La musique nord-coréenne
Chant Arirang
Arirang, chant populaire commun aux deux Corées, tient lieu de mélodie identitaire dans toute la péninsule. L'UNESCO l'a inscrit deux fois sur la liste représentative du patrimoine culturel immatériel, en 2012 à la demande de la Corée du Sud et en 2014 à celle de la Corée du Nord. Ses variantes régionales se transmettent oralement et se déclinent en de nombreuses versions vocales et instrumentales.
Instruments traditionnels
Le répertoire ancien mobilise la cithare kayagum, la vièle haegum, la flûte taegum et le tambour janggu. La Corée du Nord a modifié plusieurs de ces instruments pour élargir leur tessiture et les intégrer à des orchestres mixtes qui associent facture coréenne et instruments occidentaux.
Chanson révolutionnaire
Le répertoire officiel occupe une place importante dans la vie quotidienne. Des titres comme le Chant du général Kim Il-sung rythment les cérémonies et les émissions de radio.

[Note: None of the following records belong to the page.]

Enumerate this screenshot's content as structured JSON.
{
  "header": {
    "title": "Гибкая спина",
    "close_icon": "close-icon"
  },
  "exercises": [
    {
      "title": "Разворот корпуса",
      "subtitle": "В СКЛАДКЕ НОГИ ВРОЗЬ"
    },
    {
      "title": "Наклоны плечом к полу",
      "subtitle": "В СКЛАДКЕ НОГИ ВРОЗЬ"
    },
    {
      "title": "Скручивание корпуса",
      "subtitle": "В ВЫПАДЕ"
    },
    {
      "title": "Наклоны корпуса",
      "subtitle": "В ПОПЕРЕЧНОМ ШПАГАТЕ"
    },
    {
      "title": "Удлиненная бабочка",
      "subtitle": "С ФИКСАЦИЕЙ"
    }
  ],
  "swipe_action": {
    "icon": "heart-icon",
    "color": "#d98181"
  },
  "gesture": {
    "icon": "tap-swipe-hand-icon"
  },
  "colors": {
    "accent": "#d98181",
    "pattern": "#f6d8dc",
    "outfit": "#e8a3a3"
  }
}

Ces chansons circulent aussi par les haut-parleurs des lieux de travail, des gares et des places publiques.
Ensembles d'Etat
Le groupe Pochonbo, l'ensemble Wangjaesan, l'orchestre Unhasu puis le groupe Moranbong, formé en 2012, marquent les évolutions successives de la variété autorisée. Le Moranbong a introduit des arrangements proches de la pop et des tenues de scène plus occidentales, ce que des observateurs étrangers ont interprété comme un signal d'ouverture mesurée. L'Orchestre symphonique d'Etat interprète pour sa part un répertoire classique européen et a donné un concert commun avec l'Orchestre philharmonique de New York à Pyongyang en 2008.
Spectacles de masse
Les Jeux de l'Arirang, présentés à partir de 2002 au stade Premier-Mai de Pyongyang, réunissent des dizaines de milliers de participants. Gymnastes, danseurs et acrobates y évoluent devant une mosaïque géante formée par des milliers de figurants qui tournent des livrets de couleurs depuis les gradins. Ces spectacles ont été interrompus à plusieurs reprises, puis repris sous d'autres titres. Des organisations de défense des droits humains critiquent la durée des entraînements imposés aux enfants qui y participent, alors que Pyongyang décrit une activité éducative et collective.